There are many types of DUIs (driving under the influence) in Georgia, but the most common type is that a person is “driving while under the influence of alcohol or drugs.”
What does it mean, legally, to be “under the influence?” Firstly, it means that you are less safe to drive than if you had not consumed alcohol or drugs. But, hey, that depends on the person’s tolerance, right? So, according to the Pattern Jury Charges that judges in Georgia read to jurors before deliberating, this is what “less safe” means:
A person is less safe to drive when that person is less efficient, less skillful, less coherent, less able, and less proficient to drive a car.

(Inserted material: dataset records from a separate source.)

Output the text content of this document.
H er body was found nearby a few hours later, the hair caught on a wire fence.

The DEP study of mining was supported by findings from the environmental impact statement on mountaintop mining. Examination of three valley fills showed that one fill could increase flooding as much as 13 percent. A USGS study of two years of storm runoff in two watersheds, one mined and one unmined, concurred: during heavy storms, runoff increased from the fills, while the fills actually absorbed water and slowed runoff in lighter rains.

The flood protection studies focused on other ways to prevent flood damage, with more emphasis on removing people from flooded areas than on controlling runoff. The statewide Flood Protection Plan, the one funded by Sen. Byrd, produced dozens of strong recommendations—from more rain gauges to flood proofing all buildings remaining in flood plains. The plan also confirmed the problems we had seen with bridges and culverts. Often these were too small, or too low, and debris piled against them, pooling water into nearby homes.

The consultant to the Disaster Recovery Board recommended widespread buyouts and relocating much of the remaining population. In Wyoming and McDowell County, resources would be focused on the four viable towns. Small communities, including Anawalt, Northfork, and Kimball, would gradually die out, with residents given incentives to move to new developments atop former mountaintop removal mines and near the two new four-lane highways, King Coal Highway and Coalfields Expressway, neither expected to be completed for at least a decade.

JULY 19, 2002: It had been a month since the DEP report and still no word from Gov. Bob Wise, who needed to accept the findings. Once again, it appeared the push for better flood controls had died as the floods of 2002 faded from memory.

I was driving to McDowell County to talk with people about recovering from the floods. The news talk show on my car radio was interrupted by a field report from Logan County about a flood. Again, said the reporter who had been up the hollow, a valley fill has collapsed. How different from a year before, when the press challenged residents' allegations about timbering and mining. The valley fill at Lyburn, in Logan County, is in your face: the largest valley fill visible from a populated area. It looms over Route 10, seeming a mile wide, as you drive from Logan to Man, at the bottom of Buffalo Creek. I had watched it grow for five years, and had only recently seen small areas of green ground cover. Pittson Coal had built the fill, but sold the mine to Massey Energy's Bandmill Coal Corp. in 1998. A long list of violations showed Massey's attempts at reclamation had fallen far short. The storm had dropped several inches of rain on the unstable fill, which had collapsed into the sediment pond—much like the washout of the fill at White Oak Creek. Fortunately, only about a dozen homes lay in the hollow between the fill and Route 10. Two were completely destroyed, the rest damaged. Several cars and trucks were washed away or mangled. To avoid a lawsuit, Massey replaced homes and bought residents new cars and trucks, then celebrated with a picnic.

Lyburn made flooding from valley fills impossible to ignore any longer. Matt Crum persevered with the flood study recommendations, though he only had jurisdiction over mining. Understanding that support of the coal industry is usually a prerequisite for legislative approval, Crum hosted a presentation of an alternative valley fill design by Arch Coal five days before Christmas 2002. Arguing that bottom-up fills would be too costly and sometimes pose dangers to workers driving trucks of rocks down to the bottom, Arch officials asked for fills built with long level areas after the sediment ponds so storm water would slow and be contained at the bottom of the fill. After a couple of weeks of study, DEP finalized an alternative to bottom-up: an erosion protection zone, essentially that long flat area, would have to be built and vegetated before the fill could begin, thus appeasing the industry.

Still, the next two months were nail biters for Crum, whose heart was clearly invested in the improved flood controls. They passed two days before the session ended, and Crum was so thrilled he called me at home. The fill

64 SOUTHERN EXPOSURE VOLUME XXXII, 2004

Take notice: there is nothing that describes “less safe” as having your eyes jerk (examined by the Hortizontal Gaze Nystagmus (HGN) test) or performing gymnastic floor exercises recognized as field sobriety tests. There is no indication about bloodshot eyes, slurred speech, or the smell of alcohol. The definition also does not mention anything about alcohol or drug blood levels. The definition has to do with whether a person’s fine motor skills have been affected so much that they cannot effectively drive a car.
So, the next time you are on a jury and are asked to decide if someone was the DUI-version of “less safe”, remember the context of driving ability. Is there evidence that the person was able, efficient, skilful or proficient while driving the car? Or is there simply collateral evidence that may or may not have anything to do with actual driving skill?